Once I saw the satellites on the house, I penciled in something to do on Tuesday and Wednesday nights - Champions League. At least that would be something to look forward to.

On Tuesday, a few hours before Barcelona was to take on Bayern Munich, I was told that that game would not be on TV. I would have to go to Hajj's to watch it. I had no idea what Hajj's was, except that it was probably owned by someone who had made the Hajj (why I know that gives an inkling of how much Muslims have influenced my life and why I'm so bothered that Muslims have gotten a bad rap over the past 20 years for the crimes of a few idiots - but I digress).

I was to go to Hajj's with a cousin of my mom, a teacher who is about 50, but he didn't seem to be around when the game started so I guessed it wouldn't happen.

At the time the game was about to start, my 11 year old nephew knocked on my door and said that his mom said he should take me to Hajj's. Why was I not surprised that an 11 year old would be the one taking me someplace instead of an adult?

Turns out I could have taken myself to Hajj's because it was about a 2-minute walk away. From the outside, it looked like a small red barn. I asked my nephew how much it was, told him to keep the money his mom had given him (to pay our way in) and not tell his mother I had given him this money. I paid our 2 Cedis and we walked in.

The game had already started.

Hajj's looked like a cross between a fringe venue, a movie theater, and a stadium. It was a dark room with a projection screen showing the game, rows and rows of benches, with an aisle down the middle; about 500 guys packed in tight, shoulder to shoulder. There were also some guys standing along the walls of the room and some kneeling in the aisle at the front of the room. There were ceiling fans to circulate the air, but being that we were in Koforidua, it was a hot, humid, sticky, room. Hajj's would definitely not meet Health and Safety regulations in the UK.

I lost my nephew in entering and he ended up in the front of the room somewhere. I was about 1/2 way up the room, in the middle of one of the benches.

So there I was, in a very hot room with about 500 other guys, watching a sporting event.

I have not been to a ton of sporting events in my life, but I imagine watching some sort of underground boxing match would have a similar feel to Hajj's. Supporters of both sides sitting side by side, very vocally giving each other grief with every offsides or miscalled handball.

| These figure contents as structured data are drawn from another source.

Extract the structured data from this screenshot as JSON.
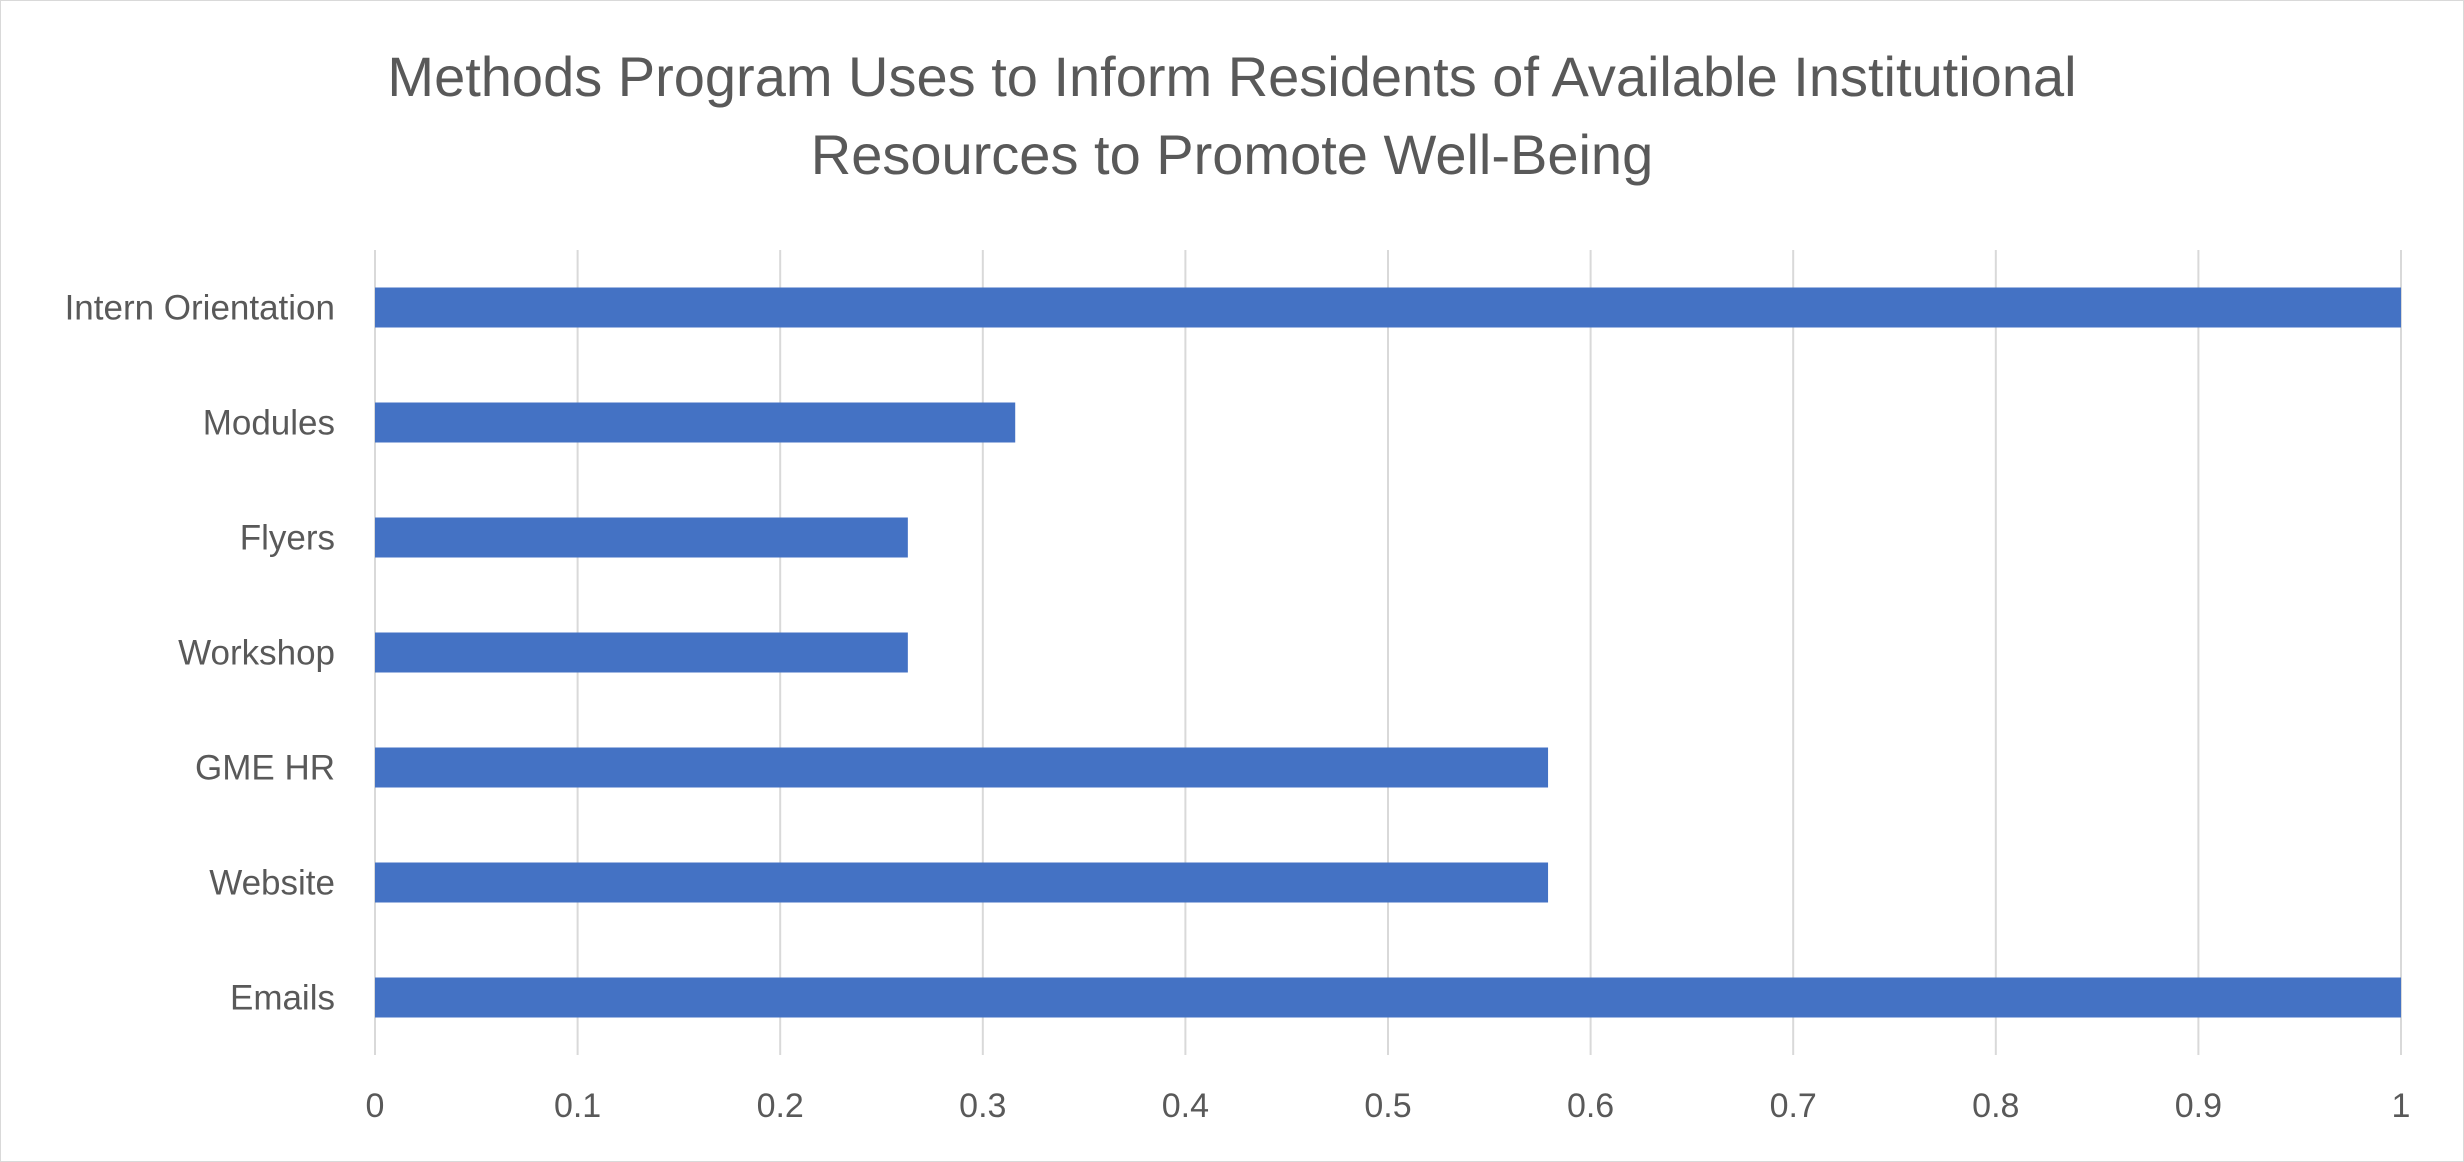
{
  "chart_data": {
    "type": "bar",
    "orientation": "horizontal",
    "title_lines": [
      "Methods Program Uses to Inform Residents of Available Institutional",
      "Resources to Promote Well-Being"
    ],
    "categories": [
      "Intern Orientation",
      "Modules",
      "Flyers",
      "Workshop",
      "GME HR",
      "Website",
      "Emails"
    ],
    "values": [
      1,
      0.316,
      0.263,
      0.263,
      0.579,
      0.579,
      1
    ],
    "xlim": [
      0,
      1
    ],
    "xticks": [
      0,
      0.1,
      0.2,
      0.3,
      0.4,
      0.5,
      0.6,
      0.7,
      0.8,
      0.9,
      1
    ],
    "xtick_labels": [
      "0",
      "0.1",
      "0.2",
      "0.3",
      "0.4",
      "0.5",
      "0.6",
      "0.7",
      "0.8",
      "0.9",
      "1"
    ],
    "grid": "vertical",
    "legend": "none",
    "bar_color": "#4472c4",
    "grid_color": "#d9d9d9",
    "text_color": "#595959"
  }
}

I'm not much of a supporter of Barcelona or Bayern, so I didn't go in rooting for one team in particular. I was sure this would be a Barcelona crowd though. I don't think of Bayern Munich as being a global brand the way some of the Premier League and La Liga teams are, so the eruption that happened when Bayern scored the first goal was a bit of a shock. Guys were out of their seats, cheering and rubbing it into the face of the Barcelona fans.

There was some back and forth taunting between the Bayern folks and the Barcelona folks after this first goal. But by the time it got to 3-0, the Barcelona folk were silent. The Bayern supporters held up 3 fingers, sang the 'ole!' song over and over, we're bouncing up and down (blocking the view for a lot of us), and it was over for Barcelona that night. Even I jumped out of my seat as the fourth goal went in - partly because I couldn't see anything when everyone else jumped up the previous three times.

I found my nephew on the way out as we all poured into the street, feeling ever so slightly cooler, my shirt completely dampened by my sweat and that of the guys I sat next to. The guys with the Barcelona shirts were mocked and the Munich fans cheered, and we made our 2-minute walk home.

I love the game of football. For those two hours, millions of people all over the world watched Bayern beat Barcelona. Whether it was alone in a living room in Edinburgh, on a computer at work in Silicon Valley, or in the thousands of places like Hajj's in the developing world. For those two hours, we were all the same - rooting for our team, yelling at a ref, taunting those who supported the other team. For those two hours, at least for the football fans of the world, the world was as flat as the field the game was played on.